Im Anschluss zeigte Univ.-Ass. Mag. Dr. Sebastian M. Spitra, LL.M., Universität Wien, in seinem Vortrag „Kultur als Aufgabe der Völkerrechtsgemeinschaft“, wie eng das moderne Völkerrecht mit der Idee des kulturellen Erbes verwoben ist. Spitra führte die Entwicklung dieser Idee von den frühen Initiativen des Völkerbunds mit seinem Internationalen Museumsbüro bis zur Gründung der UNESCO nach dem Zweiten Weltkrieg.

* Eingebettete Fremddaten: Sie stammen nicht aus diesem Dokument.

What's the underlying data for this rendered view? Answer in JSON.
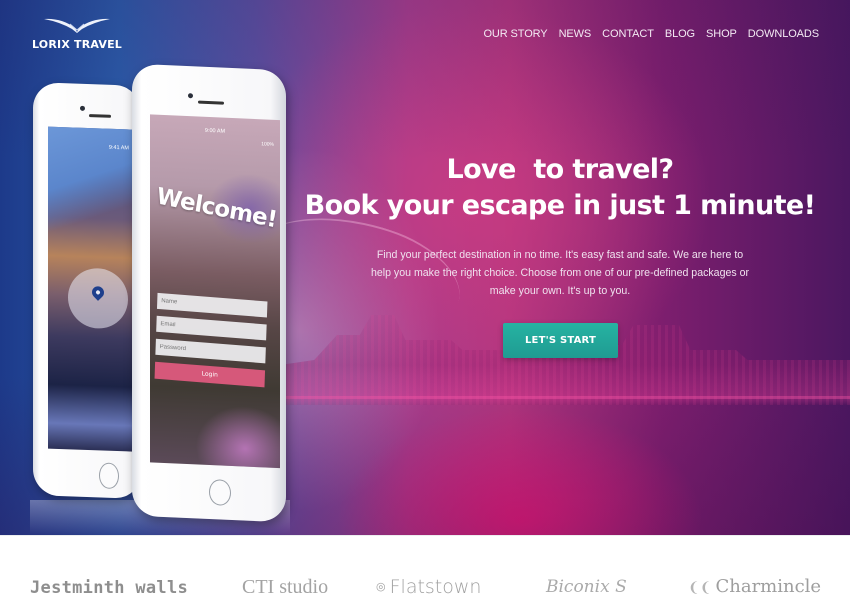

Er verwies auf Schlüsselwerke wie das UNESCO-Übereinkommen von 1970 zur Verhinderung des illegalen Handels mit Kulturgütern, das UNIDROIT-Übereinkommen von 1995 zur Rückgabe gestohlener Kulturgüter und die Welterbekonvention von 1972. Diese Dokumente, so Spitra, „schaffen ein dichtes Netz internationaler Verpflichtungen, das aber immer wieder durch Machtpolitik und ökonomische Interessen zerrissen wird“.

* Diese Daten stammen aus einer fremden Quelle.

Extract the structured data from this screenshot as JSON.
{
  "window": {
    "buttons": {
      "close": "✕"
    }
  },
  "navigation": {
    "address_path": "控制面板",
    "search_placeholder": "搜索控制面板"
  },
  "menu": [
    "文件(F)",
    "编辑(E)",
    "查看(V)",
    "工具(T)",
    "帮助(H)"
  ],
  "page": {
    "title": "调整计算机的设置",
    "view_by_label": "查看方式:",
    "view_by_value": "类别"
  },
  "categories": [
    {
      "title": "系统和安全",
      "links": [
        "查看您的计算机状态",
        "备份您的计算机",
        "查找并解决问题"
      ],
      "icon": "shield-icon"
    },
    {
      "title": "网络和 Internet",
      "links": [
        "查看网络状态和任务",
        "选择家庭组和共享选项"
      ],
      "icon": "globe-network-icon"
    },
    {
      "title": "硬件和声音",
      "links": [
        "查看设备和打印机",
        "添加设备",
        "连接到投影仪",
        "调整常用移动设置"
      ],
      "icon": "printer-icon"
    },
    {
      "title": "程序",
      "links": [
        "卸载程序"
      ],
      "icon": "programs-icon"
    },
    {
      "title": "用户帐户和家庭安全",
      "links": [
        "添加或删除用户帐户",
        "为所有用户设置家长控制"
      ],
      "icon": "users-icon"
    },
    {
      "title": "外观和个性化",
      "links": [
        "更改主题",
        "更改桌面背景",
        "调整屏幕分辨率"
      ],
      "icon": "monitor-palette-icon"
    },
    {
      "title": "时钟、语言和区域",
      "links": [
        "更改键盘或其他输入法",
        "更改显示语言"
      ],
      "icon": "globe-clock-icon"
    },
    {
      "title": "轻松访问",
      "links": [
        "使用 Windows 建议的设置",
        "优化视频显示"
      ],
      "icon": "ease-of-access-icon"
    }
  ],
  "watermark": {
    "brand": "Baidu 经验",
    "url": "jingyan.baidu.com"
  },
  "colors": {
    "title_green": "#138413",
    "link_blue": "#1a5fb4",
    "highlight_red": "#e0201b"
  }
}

Ein Schwerpunkt seines Beitrags lag auf der Restitution kolonialer Objekte. Hier plädierte er für neue rechtliche Zugänge, die auch das normative Wissen der Herkunftsgesellschaften berücksichtigen: „Das Völkerrecht ist keine exklusive Sprache des Westens – es muss Raum für plurale Rechtsverständnisse bieten.“

Kulturelle Diplomatie am Ende des Kalten Krieges

Wie kulturelle Zusammenarbeit als Brückenbau in politisch gespaltenen Zeiten funktionieren kann, zeigte PD MMag.a Dr.in Andrea Brait von der Universität für Weiterbildung Krems in ihrem Beitrag „Kulturelle Zusammenarbeit als KSZE-Verhandlungsgegenstand Ende der 1980er-Jahre“.
Anhand von Archivmaterialien und Zeitzeugeninterviews rekonstruierte sie, wie die Kulturpolitik innerhalb der Konferenz über Sicherheit und Zusammenarbeit in Europa (KSZE) – etwa beim Wiener Folgetreffen 1986–1989 – zu einem wichtigen politischen Instrument wurde.
„Österreich vertrat stets die Auffassung, dass kulturelle Kooperation helfen kann, Blockbildungen entgegenzuwirken und Vertrauen zwischen den Staaten aufzubauen“, so Brait.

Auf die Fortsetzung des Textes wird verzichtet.